Grease, composed of fatty acids, esters, or hydrocarbons, is viscous or semi-solid at room temperature. It does not simply “dry out” like water evaporating. The change in its physical state, often resulting in a hard, sticky, or solid residue, is the result of irreversible chemical reactions known as degradation. This process transforms the grease’s molecular structure over time. The material’s original properties of lubricity or fluidity are lost as its component molecules break down and recombine into less desirable compounds.
The Chemical Process That Causes Grease to Harden
The primary mechanism responsible for the hardening of grease is a chain reaction called oxidation. This process begins when molecules within the grease react with oxygen present in the surrounding air, creating highly unstable molecules known as free radicals.
These free radicals are extremely reactive and immediately seek to stabilize themselves by reacting with other nearby grease molecules, propagating the degradation cycle. This leads to the second major step: polymerization. During polymerization, the broken molecular fragments link together to form much larger, heavier, and longer molecular chains.
As these molecules grow in size, they lose their ability to flow freely, which causes the viscosity of the grease to increase dramatically. This molecular linking ultimately transitions the grease from a liquid or semi-solid state into a rigid, cross-linked solid, often appearing as a hard varnish or gum-like sludge.
Variables That Accelerate or Slow Degradation
The rate at which oxidation and subsequent polymerization occur is highly dependent on environmental and compositional factors. Elevated temperatures significantly accelerate the chemical reactions responsible for degradation. For instance, for every 18-degree Fahrenheit (10-degree Celsius) increase in temperature, the rate of oxidation can roughly double.
Direct exposure to oxygen is necessary for the initial oxidation reaction. This means a grease layer spread thinly over a surface degrades much faster than a large, contained mass. Light, particularly ultraviolet (UV) radiation, acts as a catalyst by supplying the energy needed to generate the first free radicals, effectively kick-starting the process.
The inherent chemical structure of the grease components also plays a significant role. Fats and oils containing a high proportion of unsaturated fatty acids are much more susceptible to oxidation. These molecules have double bonds in their carbon chains, which are weaker points for oxygen to attack, making them less chemically stable than their saturated counterparts.
How Different Types of Grease Change State
The practical outcome of this chemical degradation differs based on the grease’s original application, whether it is for cooking or for mechanical lubrication. In the context of cooking fats and oils, oxidation leads to rancidity, which is the unpleasant change in smell and flavor caused by the formation of volatile compounds like aldehydes and ketones. The persistent, sticky film found on kitchen surfaces, such as exhaust fan filters or cabinet doors, is the solid product of polymerization, an oxidized residue known as varnish.

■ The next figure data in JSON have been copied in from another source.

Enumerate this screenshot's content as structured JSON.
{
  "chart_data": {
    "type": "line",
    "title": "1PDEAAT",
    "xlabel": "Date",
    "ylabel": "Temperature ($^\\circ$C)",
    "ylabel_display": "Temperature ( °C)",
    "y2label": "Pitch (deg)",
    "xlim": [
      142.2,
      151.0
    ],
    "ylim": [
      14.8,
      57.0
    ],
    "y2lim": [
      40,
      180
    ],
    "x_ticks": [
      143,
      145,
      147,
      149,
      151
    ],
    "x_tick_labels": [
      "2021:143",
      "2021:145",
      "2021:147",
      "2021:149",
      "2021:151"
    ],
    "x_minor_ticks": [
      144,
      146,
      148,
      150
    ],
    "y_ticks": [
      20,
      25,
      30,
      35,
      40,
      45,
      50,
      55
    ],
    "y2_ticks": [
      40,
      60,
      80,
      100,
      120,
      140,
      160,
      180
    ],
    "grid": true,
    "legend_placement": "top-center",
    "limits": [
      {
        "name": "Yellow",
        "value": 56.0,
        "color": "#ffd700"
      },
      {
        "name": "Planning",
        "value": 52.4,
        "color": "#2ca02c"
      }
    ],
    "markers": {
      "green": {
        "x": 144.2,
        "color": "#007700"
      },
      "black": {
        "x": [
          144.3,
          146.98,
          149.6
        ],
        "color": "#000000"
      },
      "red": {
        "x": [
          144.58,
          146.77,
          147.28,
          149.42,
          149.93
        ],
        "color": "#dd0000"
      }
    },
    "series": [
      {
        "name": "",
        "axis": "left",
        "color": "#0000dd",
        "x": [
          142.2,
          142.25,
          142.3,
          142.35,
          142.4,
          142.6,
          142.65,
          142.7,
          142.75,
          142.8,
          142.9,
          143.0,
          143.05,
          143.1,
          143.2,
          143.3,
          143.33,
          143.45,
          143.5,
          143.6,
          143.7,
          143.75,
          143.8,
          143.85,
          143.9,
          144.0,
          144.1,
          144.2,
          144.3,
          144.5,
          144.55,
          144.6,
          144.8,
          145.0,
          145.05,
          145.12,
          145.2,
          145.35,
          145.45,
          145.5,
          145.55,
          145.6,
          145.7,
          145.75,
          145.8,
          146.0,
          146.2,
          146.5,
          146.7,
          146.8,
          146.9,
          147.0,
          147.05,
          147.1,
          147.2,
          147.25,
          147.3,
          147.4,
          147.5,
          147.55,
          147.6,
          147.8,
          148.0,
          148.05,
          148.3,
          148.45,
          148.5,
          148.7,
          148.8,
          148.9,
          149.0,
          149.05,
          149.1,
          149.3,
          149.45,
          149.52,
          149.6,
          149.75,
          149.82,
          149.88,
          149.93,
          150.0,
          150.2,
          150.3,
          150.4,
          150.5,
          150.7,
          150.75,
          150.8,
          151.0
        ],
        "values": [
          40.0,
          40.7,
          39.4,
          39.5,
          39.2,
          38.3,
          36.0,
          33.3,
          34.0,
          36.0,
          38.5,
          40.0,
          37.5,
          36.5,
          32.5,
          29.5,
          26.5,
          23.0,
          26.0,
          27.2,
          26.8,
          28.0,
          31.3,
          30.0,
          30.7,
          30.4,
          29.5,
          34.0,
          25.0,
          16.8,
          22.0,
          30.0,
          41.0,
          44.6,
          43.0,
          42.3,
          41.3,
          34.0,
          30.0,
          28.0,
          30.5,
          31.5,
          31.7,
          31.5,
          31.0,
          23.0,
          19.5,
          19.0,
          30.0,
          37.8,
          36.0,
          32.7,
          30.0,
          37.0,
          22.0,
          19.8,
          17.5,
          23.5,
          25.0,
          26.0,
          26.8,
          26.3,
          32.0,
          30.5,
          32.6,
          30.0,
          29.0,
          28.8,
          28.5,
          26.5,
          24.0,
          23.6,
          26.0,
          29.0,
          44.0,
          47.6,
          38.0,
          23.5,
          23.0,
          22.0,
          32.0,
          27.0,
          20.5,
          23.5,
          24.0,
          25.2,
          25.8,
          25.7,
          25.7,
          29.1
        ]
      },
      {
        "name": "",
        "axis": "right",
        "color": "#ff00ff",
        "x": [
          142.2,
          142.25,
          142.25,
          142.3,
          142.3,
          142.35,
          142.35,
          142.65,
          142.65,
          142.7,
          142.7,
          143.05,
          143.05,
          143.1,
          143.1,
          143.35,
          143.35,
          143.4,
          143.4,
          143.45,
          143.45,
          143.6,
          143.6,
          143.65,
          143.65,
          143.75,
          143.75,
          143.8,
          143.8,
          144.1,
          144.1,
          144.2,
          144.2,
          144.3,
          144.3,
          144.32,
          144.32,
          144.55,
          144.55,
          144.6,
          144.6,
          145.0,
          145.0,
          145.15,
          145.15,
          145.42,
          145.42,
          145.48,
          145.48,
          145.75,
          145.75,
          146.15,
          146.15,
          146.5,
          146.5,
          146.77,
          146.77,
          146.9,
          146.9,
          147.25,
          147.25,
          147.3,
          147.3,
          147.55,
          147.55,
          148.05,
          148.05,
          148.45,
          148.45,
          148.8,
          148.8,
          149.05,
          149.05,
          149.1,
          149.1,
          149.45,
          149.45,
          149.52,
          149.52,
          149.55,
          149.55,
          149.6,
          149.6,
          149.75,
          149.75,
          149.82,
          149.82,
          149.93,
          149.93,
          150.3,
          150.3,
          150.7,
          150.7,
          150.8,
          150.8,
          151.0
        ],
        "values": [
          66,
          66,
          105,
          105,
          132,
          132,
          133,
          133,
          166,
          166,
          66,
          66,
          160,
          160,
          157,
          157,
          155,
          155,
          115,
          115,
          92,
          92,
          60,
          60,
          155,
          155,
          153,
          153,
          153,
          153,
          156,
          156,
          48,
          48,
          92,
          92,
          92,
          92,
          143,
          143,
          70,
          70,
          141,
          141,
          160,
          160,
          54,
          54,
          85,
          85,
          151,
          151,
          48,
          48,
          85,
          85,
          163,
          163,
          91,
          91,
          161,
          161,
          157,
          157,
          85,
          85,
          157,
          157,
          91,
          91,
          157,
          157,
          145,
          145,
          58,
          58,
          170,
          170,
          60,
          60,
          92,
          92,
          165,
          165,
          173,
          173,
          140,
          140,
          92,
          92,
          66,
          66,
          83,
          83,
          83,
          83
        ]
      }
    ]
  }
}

Lubricating greases, which are typically a base oil suspended in a thickener, degrade in a more complex manner. Oxidation first targets the base oil, causing it to darken and its viscosity to increase as heavy polymer chains begin to form. The acidic byproducts created during this chemical breakdown can then attack and damage the thickener structure, causing it to either soften and bleed oil or harden into a brittle crust.
When the base oil separates from the thickener, the grease loses its structural integrity and ability to lubricate machinery effectively, leading to mechanical failure. The hardened residue that forms in mechanical applications, often due to localized high heat, prevents the proper flow of the lubricant and causes significant wear on moving parts.